If I had to name a specific house of worship that is my very favorite, it would be the Alamo Drafthouse on South Lamar, a perfect example of what it is I want from a movie theater. There is no place on Earth where I am more myself, and that is exactly what I was looking for when I went from church to church to church. I found mine, and my belief makes me happy when I'm sad, strong when I'm weak, and connects me to something larger. One of the reasons I hate writing about box-office or awards is because I think they both make film seem smaller, grubbier, more business than art. I refuse to be a snob about any genre, any style of filmmaking, or any of the world's various film cultures because you never know where the next lightning bolt will come from, and closing yourself off only limits your own experience.

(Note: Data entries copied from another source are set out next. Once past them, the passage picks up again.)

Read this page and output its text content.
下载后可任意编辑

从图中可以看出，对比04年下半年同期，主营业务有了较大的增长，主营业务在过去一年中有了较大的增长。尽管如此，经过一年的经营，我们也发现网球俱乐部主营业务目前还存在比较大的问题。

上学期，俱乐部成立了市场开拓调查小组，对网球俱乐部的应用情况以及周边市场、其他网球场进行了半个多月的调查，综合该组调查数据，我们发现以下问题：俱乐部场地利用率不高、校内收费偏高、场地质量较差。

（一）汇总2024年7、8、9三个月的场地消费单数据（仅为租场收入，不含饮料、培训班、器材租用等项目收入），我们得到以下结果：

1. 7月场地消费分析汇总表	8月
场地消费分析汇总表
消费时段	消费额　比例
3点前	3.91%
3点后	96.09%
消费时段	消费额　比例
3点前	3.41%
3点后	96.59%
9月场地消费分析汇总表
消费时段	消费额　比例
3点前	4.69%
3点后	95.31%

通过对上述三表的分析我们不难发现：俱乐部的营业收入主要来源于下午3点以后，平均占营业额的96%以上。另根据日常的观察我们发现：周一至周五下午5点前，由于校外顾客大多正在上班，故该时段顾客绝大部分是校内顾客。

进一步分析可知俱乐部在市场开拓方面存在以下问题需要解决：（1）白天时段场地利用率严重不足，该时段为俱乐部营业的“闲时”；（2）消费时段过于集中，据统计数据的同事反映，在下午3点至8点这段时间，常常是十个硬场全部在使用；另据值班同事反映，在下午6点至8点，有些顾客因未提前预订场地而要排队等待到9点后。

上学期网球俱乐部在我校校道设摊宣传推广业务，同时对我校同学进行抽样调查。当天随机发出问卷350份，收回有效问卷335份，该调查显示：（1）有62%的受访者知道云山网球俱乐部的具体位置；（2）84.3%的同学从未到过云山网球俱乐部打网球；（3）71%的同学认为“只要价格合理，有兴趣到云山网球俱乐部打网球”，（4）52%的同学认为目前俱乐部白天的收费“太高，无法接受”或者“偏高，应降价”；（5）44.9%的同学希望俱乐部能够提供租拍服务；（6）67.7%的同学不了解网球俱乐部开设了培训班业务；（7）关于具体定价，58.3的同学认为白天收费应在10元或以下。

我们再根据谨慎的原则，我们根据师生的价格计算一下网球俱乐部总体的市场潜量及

We're at the end of the summer right now, and the Toronto Film Festival is a few weeks away. That's my next big moment on the calendar, my next major fix, and I'm looking forward to both the expected and the unexpected. And while I may not live in Toronto, I feel connected to that festival after all the years I've been. I will sit in the Ryerson, hoping for another experience like my first viewing of “The Raid,” and I'll go to the Scotiabank and wander from screen to screen, ready for whatever happens. I'll head to the Lightbox, and I will cross my fingers every single time a new screening begins. And every one of those screenings, every visit I make to church, I'll be hoping for another experience that defines me in some way or that renews my faith in the overall power of film.
And as I have for the last seventeen years, I look forward to sharing it all with you.